In epithelial cells, Mitchell’s team discovered that macropinocytosis occurs on the apical surface, or the outermost surface of the cell, which actually causes the apical cell surface to become smaller.
“Macropinocytosis was shrinking the apical surface because it was using all this membrane to pull in the extracellular material. We thought that maybe this was regulated by the same thing that was regulating cell extrusion, which is this mechanosensory activation that is driven by tissue crowding,” said Mitchell, who is also a member of the Robert H. Lurie Comprehensive Cancer Center of Northwestern University.
Additionally, the scientists found that pharmacologically inhibiting macropinocytosis increased cell extrusion in the epithelial cells, highlighting a novel role for macropinocytosis as an additional and less-destructive mechanism for cells to regulate tissue crowding and remodeling.

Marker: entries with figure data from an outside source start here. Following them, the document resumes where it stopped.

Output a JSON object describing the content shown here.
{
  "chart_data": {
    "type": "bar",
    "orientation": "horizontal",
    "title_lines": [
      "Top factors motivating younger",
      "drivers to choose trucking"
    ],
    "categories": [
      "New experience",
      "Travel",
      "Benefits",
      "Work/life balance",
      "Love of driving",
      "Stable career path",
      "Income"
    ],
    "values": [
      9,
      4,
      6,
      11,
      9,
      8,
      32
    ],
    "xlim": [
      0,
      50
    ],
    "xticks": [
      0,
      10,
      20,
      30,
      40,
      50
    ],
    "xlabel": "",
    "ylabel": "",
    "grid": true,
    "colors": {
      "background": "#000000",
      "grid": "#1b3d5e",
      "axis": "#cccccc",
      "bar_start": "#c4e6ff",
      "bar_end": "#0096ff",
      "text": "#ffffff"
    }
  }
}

“As this tissue gets crowded, these events happen periodically to stop them from needing to go through this cell extrusion process. Both of these processes can solve the problem, but cell extrusion is more costly and non-reversible,” Mitchell said.
Mitchell said that in future investigations, he and his team will aim to better understand the molecular mechanisms that regulate macropinocytosis and to study the process in different organoid models.
“One thing we’d like to do is to find other tissues where this is happening to understand how universal this process is,” Mitchell said.
Co-authors include Eve Suva, a student in the Driskill Graduate Program in Life Sciences (DGP); Constadina Arvanitis, PhD, research associate professor of Cell and Developmental Biology; and Farida Korobova, PhD, research assistant professor of Cell and Developmental Biology.
Additional co-authors include Oliver Jenson, PhD, and Sarah Woolner, PhD, at the University of Manchester.
This work was supported by the National Institute of General Medical Sciences (R01GM089970), Wellcome Trust (225408/Z/22/Z), the Biotechnology and Biological Sciences Research Council (BB/T001984/1) and The Leverhulme Trust (RPG-2021-394).